Ugly fight next door

Small-town government can get nasty, particularly at election time. Tensions are amped up when the longtime status quo feels threatened. That has been the situation in nearby Warren Township for a couple of years.

Four candidates ran in the recent Republican primary for a pair of Warren Township Committee seats. Two candidates endorsed by the municipal GOP organization – Dan Croson and Lance Blick – were the winners. Neither is a current committeeman. They defeated Greg Przybylski and Jolanta Maziarz, a former committeewoman.

Although not serving currently, Croson and Blick were backed by some of Warren’s longtime Republican leaders.

The voting ended on June 4. The bad blood hasn’t. It boiled over at the Township Committee’s Thursday, June 13 session.

Two audience members spoke out at the meeting, ripping Mayor Victor Sordillo for comments made after the votes were counted. Sordillo supported Croson and Blick.

Sordillo not only spiked the football after his candidates won, he danced in both end zones and beat up the other team’s mascot. 

Top photo, Jolanta Maziarz and Greg Przybylski; bottom left, Lance Blick and Daniel Croson; and Warren Township Mayor Vic Sordillo, bottom right.

One audience member questioned Sordillo for terming the Croson-Blick win “not just a landslide, but a major embarrassment” for Przybylski and Maziarz. The margin was roughly 1,100 votes for both Croson and Blick versus about 950 for their opponents.

The first speaker, a 37-year-long Warren resident, said the mud-slinging in the recent campaign was “beyond belief.”

Sordillo’s boasting, she asserted, showed a “lack of humanity.” She added: “What pomposity and arrogance… you should be ashamed of yourself for resorting to the antics that you did.”

Family members had always been off-limits in past campaigns, Sordillo asserted. Currently wrapping up his eighth, three-year term, he is not seeking re-election to the Township Committee this year.

The Warren mayor also threw in a Trump-like boast. Sordillo noted that he’d won a GOP committee district seat in the primary, besting Przybylski “by a 4-to-1 margin.” He added he’d done “incredibly well” and been asked to run because “people love (me) in this town.” 

The mayor concluded by asking his critic, “You’ve been here 37 years? What have YOU done for this community?”

A second woman spoke, blasting Sordillo for his treatment of his first critic. “I’ve never been to a public meeting and seen such behavior,” she told him.

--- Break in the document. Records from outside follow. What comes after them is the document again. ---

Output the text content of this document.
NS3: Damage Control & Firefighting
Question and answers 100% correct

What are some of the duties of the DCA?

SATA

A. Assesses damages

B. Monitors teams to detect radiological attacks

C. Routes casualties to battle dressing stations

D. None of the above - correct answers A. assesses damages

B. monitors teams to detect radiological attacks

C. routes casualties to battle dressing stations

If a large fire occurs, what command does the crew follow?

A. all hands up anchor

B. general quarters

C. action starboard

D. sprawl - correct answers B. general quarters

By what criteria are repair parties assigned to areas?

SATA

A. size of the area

“It’s like a dictatorship,” the second woman said. “People have grievances, they should be allowed to air them.”

Yeesh – anyone who thought Middlesex Borough’s 2018 and 2019 elections got too contentious, think again. This Warren stuff is making Rich Rut’s “Reasons not to vote for Ron DiMura” Facebook posts look tame in comparison.

If Sordillo’s family got dragged in by constituents – whose beef was really with the mayor – that was outrageous. It doesn’t justify the Warren mayor’s harsh treatment of two residents who objected to his brash post-election commentary.

In Middlesex, we’ve had a mayoral indictment and various scrapes at Borough Council meetings in recent years. Occasionally, there’s a joke cracked about jail time. Yet, our local politics have not veered off the road and into the ditch where our Warren neighbors landed recently.

Hopefully, we’ll continue to voice our differences in a relatively civil manner. Or, in what seems like a civil manner, compared to what’s going on next door.